Abstract

One of the present barriers to the realization of structural health monitoring is the lack of efficient and general identification methodologies for dealing with nonlinearity, because a priori knowledge of the nature and mathematical form of the nonlinearities of typical engineering structures are usually unknown. The studies on the identification of restoring force, which can be considered as a direct indicator of the extent of the nonlinearity, have received increasing attention in recent years. In this paper, the nonlinear restoring force (NRF) was estimated by using a power series polynomial, and each coefficient of the polynomial was identified by means of standard least-square techniques. No information about the system was needed, and only the applied excitations and the corresponding response time series were used for the identification. Two different cases, in which the system was under complete and incomplete excitations, were investigated.
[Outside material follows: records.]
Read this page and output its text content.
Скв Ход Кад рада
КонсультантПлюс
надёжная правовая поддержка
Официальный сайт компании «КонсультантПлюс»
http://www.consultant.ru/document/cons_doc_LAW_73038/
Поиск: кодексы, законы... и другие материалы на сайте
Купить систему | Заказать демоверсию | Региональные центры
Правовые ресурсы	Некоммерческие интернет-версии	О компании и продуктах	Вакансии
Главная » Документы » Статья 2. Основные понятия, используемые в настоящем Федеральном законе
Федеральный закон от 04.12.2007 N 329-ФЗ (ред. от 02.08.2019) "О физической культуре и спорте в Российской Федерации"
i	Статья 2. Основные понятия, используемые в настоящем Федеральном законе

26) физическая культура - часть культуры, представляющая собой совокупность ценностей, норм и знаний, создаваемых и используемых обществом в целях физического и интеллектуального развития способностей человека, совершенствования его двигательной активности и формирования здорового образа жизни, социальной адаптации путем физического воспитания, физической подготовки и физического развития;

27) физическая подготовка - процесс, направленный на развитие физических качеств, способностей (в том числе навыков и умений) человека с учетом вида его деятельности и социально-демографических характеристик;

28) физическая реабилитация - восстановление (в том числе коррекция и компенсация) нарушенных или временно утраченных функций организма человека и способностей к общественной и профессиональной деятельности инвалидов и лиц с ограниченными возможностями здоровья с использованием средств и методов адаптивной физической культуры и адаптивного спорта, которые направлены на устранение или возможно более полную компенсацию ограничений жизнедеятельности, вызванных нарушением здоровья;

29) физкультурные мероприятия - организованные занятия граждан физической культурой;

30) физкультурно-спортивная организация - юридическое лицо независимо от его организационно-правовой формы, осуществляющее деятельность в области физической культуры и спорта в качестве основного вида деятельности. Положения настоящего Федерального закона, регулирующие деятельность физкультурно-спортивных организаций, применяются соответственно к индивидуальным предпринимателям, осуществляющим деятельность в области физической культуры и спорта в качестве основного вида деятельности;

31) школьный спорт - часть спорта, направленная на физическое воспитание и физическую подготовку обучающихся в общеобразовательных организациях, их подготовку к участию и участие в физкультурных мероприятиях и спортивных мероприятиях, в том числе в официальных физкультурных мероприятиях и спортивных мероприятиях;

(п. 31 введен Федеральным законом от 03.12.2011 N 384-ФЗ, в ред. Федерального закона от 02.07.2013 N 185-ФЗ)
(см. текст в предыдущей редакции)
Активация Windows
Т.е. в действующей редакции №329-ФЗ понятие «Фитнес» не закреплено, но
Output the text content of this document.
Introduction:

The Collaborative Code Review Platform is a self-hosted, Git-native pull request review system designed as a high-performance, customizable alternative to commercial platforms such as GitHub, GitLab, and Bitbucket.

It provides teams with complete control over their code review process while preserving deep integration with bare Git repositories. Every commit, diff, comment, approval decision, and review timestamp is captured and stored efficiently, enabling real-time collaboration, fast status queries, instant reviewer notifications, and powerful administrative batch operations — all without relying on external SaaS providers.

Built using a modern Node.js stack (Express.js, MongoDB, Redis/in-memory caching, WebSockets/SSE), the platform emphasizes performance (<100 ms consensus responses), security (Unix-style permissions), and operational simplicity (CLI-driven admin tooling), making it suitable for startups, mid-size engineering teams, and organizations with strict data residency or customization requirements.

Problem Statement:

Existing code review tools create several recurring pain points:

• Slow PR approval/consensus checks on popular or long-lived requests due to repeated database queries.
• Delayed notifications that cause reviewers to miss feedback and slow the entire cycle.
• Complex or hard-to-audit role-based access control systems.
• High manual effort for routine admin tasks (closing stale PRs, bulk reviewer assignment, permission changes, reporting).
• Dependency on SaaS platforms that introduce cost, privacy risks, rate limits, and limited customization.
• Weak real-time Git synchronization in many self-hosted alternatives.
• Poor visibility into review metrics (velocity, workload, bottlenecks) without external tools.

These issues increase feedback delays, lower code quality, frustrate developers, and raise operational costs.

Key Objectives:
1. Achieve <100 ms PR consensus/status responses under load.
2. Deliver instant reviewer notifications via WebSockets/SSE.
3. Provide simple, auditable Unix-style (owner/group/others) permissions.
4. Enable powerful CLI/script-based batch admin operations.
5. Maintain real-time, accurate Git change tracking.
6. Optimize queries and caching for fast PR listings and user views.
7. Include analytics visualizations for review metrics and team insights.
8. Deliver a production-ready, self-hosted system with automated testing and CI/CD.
Moreover, the effect of noise level was also taken into consideration. The feasibility and robustness of the proposed approach were verified via a 2-degree-of-freedom (DOF) lumped-mass numerical model, and experimental tests on a 4-story shear building with magneto-rheological (MR) dampers which served to simulate nonlinear behavior. The results show that the proposed data-based method is capable of identifying the NRF in a chain-like multi-degree-of-freedom engineering structures without any assumptions on the structural parameters, and provides a promising way for damage detection in the presence of structural nonlinearities.